The former lawyer is a college admissions coach, someone other parents hire to walk their teens through the sometimes confounding process of getting into the school of their dreams.

[ What college admissions officers say they want in a candidate ]

Essay writing is just a part of that application puzzle, but it’s become an increasingly big one for college coaches such as O’Connell, a growing breed of professionals who get paid by parents to beseech their teenagers to dig just a little bit deeper to set themselves apart from their peers.

Just 500 to 700 words long, the admissions essay is make-it-or-break-it for your average high school senior. They have to be unique but poignant, smart but not smart-alecky. Kids have to sell themselves without sounding selfish or arrogant. Meanwhile hundreds of thousands of other kids are doing the same exact thing at the same exact time, all trying to stand out.

“Not every college or university has the chance to meet every applicant,” says Stephanie S. Espina, director of freshman admissions at Adelphi University in Garden City, N.Y. “The essay is an opportunity to get to know the student on a more personal level . . . a way for a student to convey their interests, passions, reflections or future goals.”

[ Want your child to get into college and have a good life? Here’s how. ]

But college isn’t just about kids’ goals anymore. Parents are involved, and in some ways that’s a good thing. A joint study by researchers from UCLA and the American Academy of Pediatrics that was published in the journal Pediatrics in 2015 shows a direct link between a parent’s expectation that a child will attend college and the child’s academic success in primary and secondary school.

But parental expectation is like the mythical hydra when it comes to college admissions. Where one head may be silenced with a glowing recommendation letter from a basketball coach or band director, another is already popping up to shout, “But what about that essay!?”

“Parents think there has to be a secret handshake to get into college,” says Jim Jump, academic dean and director of guidance at St. Christopher’s School in Richmond and a past president of the National Association for College Admission Counseling. He blames essay obsession on an obsession with prestige.
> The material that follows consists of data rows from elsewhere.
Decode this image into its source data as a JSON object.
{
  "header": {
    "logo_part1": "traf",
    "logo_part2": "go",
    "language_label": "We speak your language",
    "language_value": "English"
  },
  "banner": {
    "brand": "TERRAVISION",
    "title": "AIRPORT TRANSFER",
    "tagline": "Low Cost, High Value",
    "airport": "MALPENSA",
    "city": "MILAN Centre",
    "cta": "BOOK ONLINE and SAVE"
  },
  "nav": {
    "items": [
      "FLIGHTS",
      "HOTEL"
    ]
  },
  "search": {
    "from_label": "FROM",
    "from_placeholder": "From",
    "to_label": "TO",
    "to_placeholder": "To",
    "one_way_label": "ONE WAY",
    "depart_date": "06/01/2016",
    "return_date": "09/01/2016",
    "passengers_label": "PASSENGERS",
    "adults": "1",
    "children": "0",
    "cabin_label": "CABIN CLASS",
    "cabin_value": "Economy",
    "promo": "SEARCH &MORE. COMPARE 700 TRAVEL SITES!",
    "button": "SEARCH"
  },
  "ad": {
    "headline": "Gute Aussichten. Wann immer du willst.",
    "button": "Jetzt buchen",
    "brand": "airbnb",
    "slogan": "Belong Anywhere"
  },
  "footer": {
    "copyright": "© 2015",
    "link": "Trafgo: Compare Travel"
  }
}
Most kids may be able to get into their local community college, and if they have the grades and a decent set of extracurriculars, they’ll probably make the cut at a state school.

“Where the essay really counts is if you’re a bubble candidate, where your grades are just so-so, and at very highly selective schools,” Jump says.
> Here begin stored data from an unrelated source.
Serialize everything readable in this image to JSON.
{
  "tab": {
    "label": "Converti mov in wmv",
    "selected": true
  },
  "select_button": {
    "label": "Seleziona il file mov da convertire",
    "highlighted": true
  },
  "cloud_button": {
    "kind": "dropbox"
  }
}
Like counselors at other high schools throughout the country, Jump has seen a spike in the number of parents turning to paid coaches for that little extra help.

For parents who want to go even further, type “college essay” into Fiverr — an online marketplace to find freelancers to do just about anything for you — and dozens of responses pop up, offers ranging from ‘I will edit your college essay” to the more carefully worded “I will perfectly handle your college essay.” Other sites are less cagey, blatantly offering to sell you an admissions essay for less than $30.
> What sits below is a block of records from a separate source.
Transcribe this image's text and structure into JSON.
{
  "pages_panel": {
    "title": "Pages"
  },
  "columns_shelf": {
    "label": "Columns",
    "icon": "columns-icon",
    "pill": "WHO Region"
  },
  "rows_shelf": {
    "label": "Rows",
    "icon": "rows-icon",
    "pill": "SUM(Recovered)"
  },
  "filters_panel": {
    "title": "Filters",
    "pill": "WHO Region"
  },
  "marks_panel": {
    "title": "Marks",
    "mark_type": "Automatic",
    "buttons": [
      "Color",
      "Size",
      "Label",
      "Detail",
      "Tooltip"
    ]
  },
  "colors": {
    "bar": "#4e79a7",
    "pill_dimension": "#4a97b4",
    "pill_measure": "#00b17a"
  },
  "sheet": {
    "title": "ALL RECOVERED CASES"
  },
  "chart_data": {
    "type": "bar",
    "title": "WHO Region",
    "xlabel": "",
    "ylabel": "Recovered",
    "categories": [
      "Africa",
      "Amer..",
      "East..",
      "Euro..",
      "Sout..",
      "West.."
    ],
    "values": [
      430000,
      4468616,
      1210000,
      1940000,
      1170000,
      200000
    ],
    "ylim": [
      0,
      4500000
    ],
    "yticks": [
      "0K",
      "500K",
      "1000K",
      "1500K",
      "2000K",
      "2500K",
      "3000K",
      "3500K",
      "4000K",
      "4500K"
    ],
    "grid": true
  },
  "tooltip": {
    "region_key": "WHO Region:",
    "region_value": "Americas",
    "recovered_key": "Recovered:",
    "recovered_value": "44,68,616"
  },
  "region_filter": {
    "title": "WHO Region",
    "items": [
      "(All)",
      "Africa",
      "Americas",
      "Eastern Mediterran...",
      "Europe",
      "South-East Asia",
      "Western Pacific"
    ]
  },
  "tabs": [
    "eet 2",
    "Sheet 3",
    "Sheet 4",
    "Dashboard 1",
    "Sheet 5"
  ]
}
“I think that is a terrible trend and a risky trend,” O’Connell says of buying your kid an entire essay. This may seem obvious, but there is clearly a market for it. “They’re going to write something completely generic. They’re not going to write what’s really in your heart.”

Not to mention the ethical issues that come with an essay that’s purchased outright. Paying for something and representing it as your child’s subverts the admissions process as a whole, giving kids an unfair advantage, says Carrie James, an ethicist with the Good Project at Harvard University. And of course there’s the message it sends to your child — that you can buy their way into college (and who knows what after) and that Mom and Dad will take care of the tough stuff in life.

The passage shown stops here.